Mentioned: 12 Post(s)
Tagged: 0 Thread(s)
Quoted: 1088 Post(s)
Liked 1,024 Times in 723 Posts
Originally Posted by Kapusta
I think the biggest thing to happen ion MTB in the past 10 years is that everyone finally realized that the dropper post is the biggest game changer since suspension. (took everyone long enough).
You're not the first person to say this, but I still haven't understood what is so miraculous about this. Everyone seems to point to the seat being in the way but I've never found my seat to be in the way. Last fri I rode with a group, we did 10 miles of flowing singletrack with plenty of jumps, drops, and downhill in just over an hour and I didn't once have a moment in which I thought my seat was in the way. Seems like it would be like having a lockout on my suspension fork, I usually get done and discover I left the fork locked out and never noticed.

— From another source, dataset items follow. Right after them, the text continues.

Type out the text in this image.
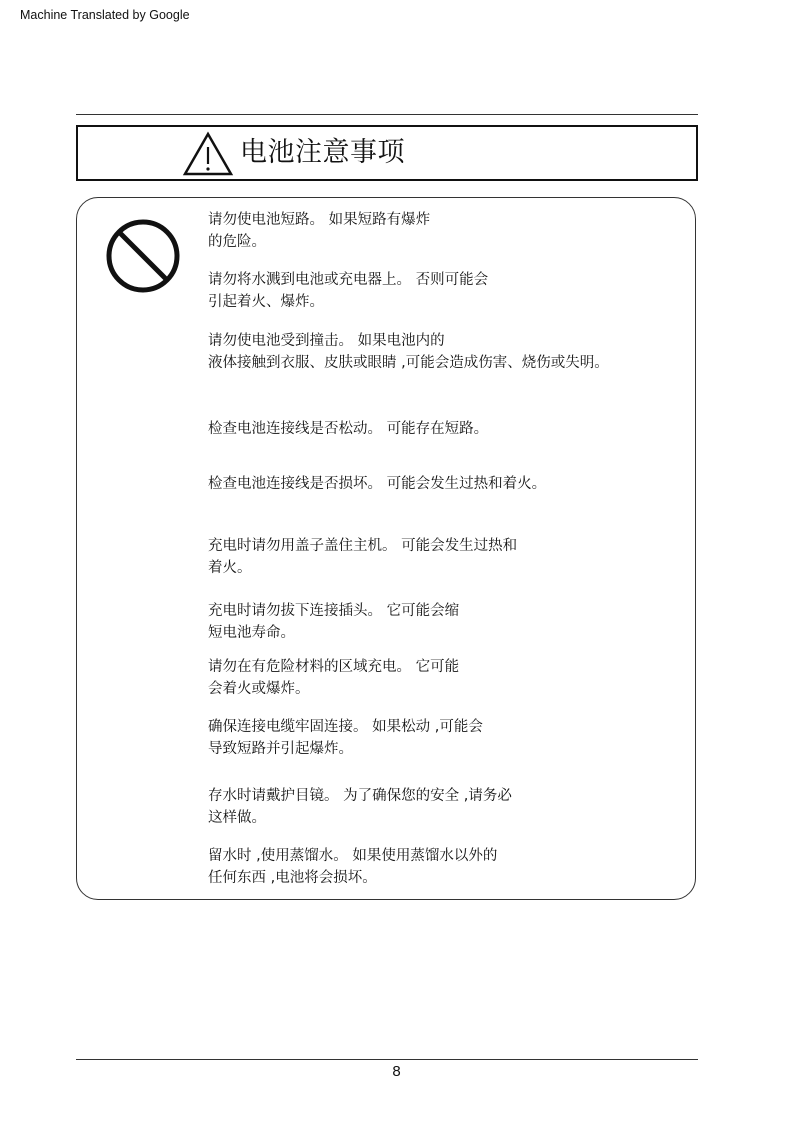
Machine Translated by Google
电池注意事项

请勿使电池短路。 如果短路有爆炸

的危险。

请勿将水溅到电池或充电器上。 否则可能会

引起着火、爆炸。

请勿使电池受到撞击。 如果电池内的

液体接触到衣服、皮肤或眼睛 ,可能会造成伤害、烧伤或失明。

检查电池连接线是否松动。 可能存在短路。

检查电池连接线是否损坏。 可能会发生过热和着火。

充电时请勿用盖子盖住主机。 可能会发生过热和

着火。

充电时请勿拔下连接插头。 它可能会缩

短电池寿命。

请勿在有危险材料的区域充电。 它可能

会着火或爆炸。

确保连接电缆牢固连接。 如果松动 ,可能会

导致短路并引起爆炸。

存水时请戴护目镜。 为了确保您的安全 ,请务必

这样做。

留水时 ,使用蒸馏水。 如果使用蒸馏水以外的

任何东西 ,电池将会损坏。

8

OP, can't really help, my mtb is now going on 7 years old and a hardtail. I have enjoyed the simplicity of 1x11 and no chain slap so those are improvements but for me the biggest improvement was going to 29" wheels. I tried fatter tires 29x2.4 and went back to 2.25, didn't like how slow and heavy they felt, doesn't help I'm bad at climbing, tried tubeless and kept burping the tires so went back to tubes but even riding in the Catskills and CT I haven't had a pinch flat on 29" even running 25psi in the back despite being heavy. My wife has a newer, 2yo, c-dale dual suspension and complains of the slacker angles being harder to steer on the tighter trails we have here on Long Island but when riding some of the trails near Bear MTN she does like the way it feels more stable.